Eggplant and Potato Curry
Ingredients
- 1 large eggplant chopped small
- 2 red onions finely chopped
- 2 cloves of garlic minced
- 2cm piece of ginger minced
- 1 red chili finely chopped
- 400 g combination of sweet potato and normal potatoes chopped
- 1 tsp fennel seeds
- 1 tsp ground coriander
- 1/2 tsp ground cardamom
- 1/2 tsp ground turmeric
- 1 tsp ground cumin
- 1 1/2 cups vegetable stock
- 1 400g can of chopped tomatoes
- 2 tbsp maple syrup
- 1/2 tsp black pepper
- 1 tsp salt
- juice of half a lime
- fresh coriander to serve
- toasted flaked almonds to serve
Preparation
Combine the fennel, coriander, cardamom, turmeric and cumin in a bowl.

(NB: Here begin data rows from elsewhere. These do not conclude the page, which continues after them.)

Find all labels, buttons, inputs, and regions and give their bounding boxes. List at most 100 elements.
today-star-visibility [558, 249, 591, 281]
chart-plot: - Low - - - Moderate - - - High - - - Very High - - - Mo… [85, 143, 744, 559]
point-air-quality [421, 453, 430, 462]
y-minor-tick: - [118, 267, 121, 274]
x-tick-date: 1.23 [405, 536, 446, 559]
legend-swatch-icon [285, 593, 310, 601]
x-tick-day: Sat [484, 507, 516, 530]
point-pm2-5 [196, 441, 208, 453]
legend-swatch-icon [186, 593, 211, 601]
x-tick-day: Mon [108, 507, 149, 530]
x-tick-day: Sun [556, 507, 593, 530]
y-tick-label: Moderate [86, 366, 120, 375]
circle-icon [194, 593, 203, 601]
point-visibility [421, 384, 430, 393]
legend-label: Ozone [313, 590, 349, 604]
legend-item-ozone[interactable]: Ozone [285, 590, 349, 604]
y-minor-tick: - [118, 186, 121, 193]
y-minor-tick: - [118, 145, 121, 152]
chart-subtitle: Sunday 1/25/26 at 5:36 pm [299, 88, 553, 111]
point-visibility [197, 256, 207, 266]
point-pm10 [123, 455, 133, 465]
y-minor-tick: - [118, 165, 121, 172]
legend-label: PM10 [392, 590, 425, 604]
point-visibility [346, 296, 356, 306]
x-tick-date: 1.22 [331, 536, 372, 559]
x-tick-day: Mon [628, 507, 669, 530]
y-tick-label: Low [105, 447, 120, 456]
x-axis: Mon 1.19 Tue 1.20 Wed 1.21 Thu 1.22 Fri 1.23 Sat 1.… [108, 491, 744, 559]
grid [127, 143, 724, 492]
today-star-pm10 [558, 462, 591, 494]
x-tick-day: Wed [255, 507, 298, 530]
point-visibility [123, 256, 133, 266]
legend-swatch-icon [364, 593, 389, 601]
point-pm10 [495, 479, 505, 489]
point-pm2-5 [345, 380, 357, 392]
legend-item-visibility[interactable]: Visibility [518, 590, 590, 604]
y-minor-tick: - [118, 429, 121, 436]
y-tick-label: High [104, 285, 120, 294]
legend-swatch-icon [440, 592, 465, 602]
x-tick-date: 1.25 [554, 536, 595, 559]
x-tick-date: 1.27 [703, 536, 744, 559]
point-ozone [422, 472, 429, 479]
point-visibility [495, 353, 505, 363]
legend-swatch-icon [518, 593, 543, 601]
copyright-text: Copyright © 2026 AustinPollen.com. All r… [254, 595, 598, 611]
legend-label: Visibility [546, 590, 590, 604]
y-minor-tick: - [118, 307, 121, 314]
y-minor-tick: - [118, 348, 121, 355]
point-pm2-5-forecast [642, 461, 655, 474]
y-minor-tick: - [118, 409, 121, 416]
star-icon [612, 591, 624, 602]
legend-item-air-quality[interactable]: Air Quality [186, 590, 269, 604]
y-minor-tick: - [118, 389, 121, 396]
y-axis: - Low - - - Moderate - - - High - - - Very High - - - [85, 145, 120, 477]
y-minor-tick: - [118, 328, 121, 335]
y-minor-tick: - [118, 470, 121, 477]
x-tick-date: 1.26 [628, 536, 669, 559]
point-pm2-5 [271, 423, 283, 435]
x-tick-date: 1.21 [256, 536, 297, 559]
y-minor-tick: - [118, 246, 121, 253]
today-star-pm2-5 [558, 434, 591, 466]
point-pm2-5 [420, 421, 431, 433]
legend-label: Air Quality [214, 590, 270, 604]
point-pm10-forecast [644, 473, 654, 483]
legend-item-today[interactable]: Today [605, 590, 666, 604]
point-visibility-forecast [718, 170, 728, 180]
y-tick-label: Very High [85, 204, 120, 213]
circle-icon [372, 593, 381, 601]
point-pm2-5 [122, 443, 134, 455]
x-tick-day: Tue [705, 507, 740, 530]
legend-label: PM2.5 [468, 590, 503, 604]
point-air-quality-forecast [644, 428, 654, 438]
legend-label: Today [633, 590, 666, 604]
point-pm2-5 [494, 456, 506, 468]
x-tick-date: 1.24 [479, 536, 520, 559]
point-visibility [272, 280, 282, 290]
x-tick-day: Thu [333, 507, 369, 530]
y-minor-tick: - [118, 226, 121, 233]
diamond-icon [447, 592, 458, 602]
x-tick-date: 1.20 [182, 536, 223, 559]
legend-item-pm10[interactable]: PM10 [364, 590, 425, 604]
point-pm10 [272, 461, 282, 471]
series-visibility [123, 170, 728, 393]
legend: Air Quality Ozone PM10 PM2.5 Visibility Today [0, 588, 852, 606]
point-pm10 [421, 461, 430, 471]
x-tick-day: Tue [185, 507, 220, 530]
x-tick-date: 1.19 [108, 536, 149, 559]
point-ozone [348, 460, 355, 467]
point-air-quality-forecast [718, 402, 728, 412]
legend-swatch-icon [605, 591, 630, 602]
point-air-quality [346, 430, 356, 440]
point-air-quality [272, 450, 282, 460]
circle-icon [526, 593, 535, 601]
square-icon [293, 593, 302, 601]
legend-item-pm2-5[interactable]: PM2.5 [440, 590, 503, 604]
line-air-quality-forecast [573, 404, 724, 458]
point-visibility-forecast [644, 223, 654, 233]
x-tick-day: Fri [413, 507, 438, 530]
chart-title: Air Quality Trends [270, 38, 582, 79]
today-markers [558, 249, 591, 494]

Heat a large heavy bottom pot on high heat and add 1 tablespoon of oil.
Add the onions, garlic, ginger and chili, reduce heat to medium and cook for 3-5 minutes, stirring occasionally.
Once the onion starts to brown, add the eggplant, a pinch of salt and the spice mix, then stir for 1 minute to intensify flavor.
Add the potatoes and coat them in the spices.
Add 1/2 cup of the vegetable stock, place the lid on and cook for 10-15 minutes, stirring regularly.
Add the remaining stock, chopped tomatoes, maple syrup, black pepper and salt.
Bring to a boil, then lower to simmer for 20 to 30 minutes until the liquid has reduced and the potato has softened.
Add the lime juice just before serving.
Serve with your grain of choice, fresh coriander and toasted flaked almonds.